Updates in US pig farming: beagles, emissions and Prop 12

Jan 06, 2025

Recent updates in the U.S. pork industry include permanent funding for the USDA’s Beagle Brigade, draft air quality guidelines for livestock farms from the EPA, and ongoing opposition to California’s Prop 12 by the National Pork Producers Council (NPPC). These are the latest developments.

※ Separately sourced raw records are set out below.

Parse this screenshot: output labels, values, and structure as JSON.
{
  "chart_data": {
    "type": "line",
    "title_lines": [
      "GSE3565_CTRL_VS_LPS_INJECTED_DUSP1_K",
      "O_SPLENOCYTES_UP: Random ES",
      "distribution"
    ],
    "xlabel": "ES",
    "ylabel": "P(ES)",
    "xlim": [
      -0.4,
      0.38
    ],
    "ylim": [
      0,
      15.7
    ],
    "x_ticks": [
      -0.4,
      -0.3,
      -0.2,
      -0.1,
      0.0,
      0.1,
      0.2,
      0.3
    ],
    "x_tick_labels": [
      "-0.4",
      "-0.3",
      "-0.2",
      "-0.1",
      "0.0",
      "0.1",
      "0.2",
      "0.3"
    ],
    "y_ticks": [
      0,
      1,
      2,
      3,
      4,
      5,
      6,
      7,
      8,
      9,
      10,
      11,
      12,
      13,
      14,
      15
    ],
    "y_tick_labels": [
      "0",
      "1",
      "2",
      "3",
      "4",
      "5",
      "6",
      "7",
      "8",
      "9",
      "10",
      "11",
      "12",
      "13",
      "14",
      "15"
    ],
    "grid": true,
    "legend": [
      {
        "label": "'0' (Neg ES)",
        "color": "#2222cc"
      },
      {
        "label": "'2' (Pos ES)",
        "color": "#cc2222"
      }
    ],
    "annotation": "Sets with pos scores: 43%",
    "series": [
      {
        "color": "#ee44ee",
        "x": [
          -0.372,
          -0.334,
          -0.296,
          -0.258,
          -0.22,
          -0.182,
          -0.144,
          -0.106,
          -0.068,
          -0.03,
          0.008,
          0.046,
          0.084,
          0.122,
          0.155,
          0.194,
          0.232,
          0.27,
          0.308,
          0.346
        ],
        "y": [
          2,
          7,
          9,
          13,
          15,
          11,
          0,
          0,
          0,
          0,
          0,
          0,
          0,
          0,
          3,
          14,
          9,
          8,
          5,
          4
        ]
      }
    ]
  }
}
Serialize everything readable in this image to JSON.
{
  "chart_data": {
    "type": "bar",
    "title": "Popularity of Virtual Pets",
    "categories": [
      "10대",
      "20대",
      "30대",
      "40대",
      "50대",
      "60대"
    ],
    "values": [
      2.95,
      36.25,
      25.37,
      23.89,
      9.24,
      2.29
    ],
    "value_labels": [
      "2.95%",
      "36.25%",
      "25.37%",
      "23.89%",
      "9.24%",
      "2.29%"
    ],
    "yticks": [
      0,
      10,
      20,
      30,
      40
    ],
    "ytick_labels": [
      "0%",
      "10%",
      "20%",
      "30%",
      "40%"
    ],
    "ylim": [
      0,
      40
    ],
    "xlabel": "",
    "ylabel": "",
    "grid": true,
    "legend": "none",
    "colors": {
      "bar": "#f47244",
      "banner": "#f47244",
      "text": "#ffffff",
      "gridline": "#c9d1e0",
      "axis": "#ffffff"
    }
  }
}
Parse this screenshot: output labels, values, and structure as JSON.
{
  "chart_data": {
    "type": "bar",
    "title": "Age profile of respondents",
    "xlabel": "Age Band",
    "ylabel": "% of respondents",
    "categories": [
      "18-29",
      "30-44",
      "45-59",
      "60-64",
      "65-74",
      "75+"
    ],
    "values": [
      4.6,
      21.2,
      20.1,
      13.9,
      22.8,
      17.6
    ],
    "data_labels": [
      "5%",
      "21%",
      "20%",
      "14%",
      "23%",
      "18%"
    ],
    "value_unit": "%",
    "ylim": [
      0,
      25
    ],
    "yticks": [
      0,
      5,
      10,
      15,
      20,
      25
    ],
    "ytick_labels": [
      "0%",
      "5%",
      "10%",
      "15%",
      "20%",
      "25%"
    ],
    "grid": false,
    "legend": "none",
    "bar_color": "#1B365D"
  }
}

The threat of African Swine Fever entering North America is still as large as it ever was, and so is the devastation it would cause to US pork farms. The National Pork Producers Council (NPPC) is therefore happily greeting news that the Beagle Brigade Act introduced last year has been approved by the US Senate, lending permanent funds and formally providing congressional authorization for the US Department of Agriculture’s (USDA) National Detector Dog Training Center in Georgia.

The center has been operating through unstable user fees, which dropped during the pandemic. For decades, these dogs have been used at airports, ports and land borders to alert handlers to contraband materials. The NPPC shares that “on a typical day, Border Patrol seizes more than 4,600 plants, meat and animal byproducts that must be quarantined or destroyed.”

 NPPC’s science and technology legal counsel Andrew Bailey has stated “we have been working really hard over the years to keep it funded to make sure they’re properly staffed up…[These dogs] are that first line of defense against foreign animal diseases.”